Maria Angélica Melendi
Uma arte da rasura: apagamentos, reescritas e aparições na arte brasileira atual
No projeto Cara de Índio (2011) – realizado durante sua viagem entre os extremos sul e norte da América –, o artista Paulo Nazareth se propõe a identificar índios urbanos e se fotografar ao lado de outros homens e mulheres com cara de índio para que se possa estabelecer uma comparação entre os rostos de ambos.. O projeto se materializa em uma série de flyers impressos em papel de jornal e faz parte de outro mais abrangente intitulado Notícias de América (que pode ser apreciado no blog http://artecontemporanealtda.blogspot.com/, na seção homônima). No texto do flyer, meramente informativo, aparece uma afirmação inesperada: o artista evoca o mestiço: “comparar a cara mestiça à cara do outro”. Mas quem é o mestiço? Quem é o outro? O índio urbano? Paulo?
Os índios urbanos seriam aqueles indivíduos desarraigados da tribo, seja porque se afastaram dela, seja porque ela já não existe. Em todas as populações da América Latina existem índios urbanos, na sua maior parte descendentes de grupos extintos e de brancos. Muitos deles perderam não somente a língua natal, mas também a religião e as formas de sociabilidade.

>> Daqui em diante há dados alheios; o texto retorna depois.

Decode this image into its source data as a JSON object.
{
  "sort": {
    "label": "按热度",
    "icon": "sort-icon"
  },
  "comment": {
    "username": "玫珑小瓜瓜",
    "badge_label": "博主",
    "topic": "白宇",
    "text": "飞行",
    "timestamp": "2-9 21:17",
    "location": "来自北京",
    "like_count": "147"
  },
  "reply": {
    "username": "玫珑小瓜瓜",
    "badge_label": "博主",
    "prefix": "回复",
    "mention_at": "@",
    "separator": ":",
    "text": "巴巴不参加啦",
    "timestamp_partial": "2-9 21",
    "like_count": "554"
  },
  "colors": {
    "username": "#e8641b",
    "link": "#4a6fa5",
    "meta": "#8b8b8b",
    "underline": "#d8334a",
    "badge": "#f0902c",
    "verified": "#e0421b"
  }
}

No Brasil, não costumamos reconhecer essa mestiçagem, cegados pela evangelização e pelo processo de branqueamento impulsionado durante vários séculos. Ao reconhecer essa mestiçagem, Paulo Nazareth está se debruçando sobre um dos múltiplos passados inexplorados ou esquecidos da nação.
Paulo Nazareth, que nasceu em Governador Valadares, interior de Minas Gerais, e viveu sempre na periferia, é um artista de notável projeção no sistema da arte ocidental. Em Nova York Miami, Lyon ou Veneza, ele mostra suas obras singelas e grandiosas, feitas de carne de porco salgada, banha, carvão, polvilho e sal. Exibe seus papéis de jornal impressos em tipografia, nos quais narra com imagens e palavras as histórias que foram apagadas e que agora aparecem reescritas: as histórias roubadas da alma do Brasil. Uma “ação de retaguarda” (rearguard action) como queria, em 1987, o artista Peter Halley. Uma ação através da qual se realimenta a cultura com seus próprios restos, com aquilo que foi descartado na hora de determinar o que tem valor.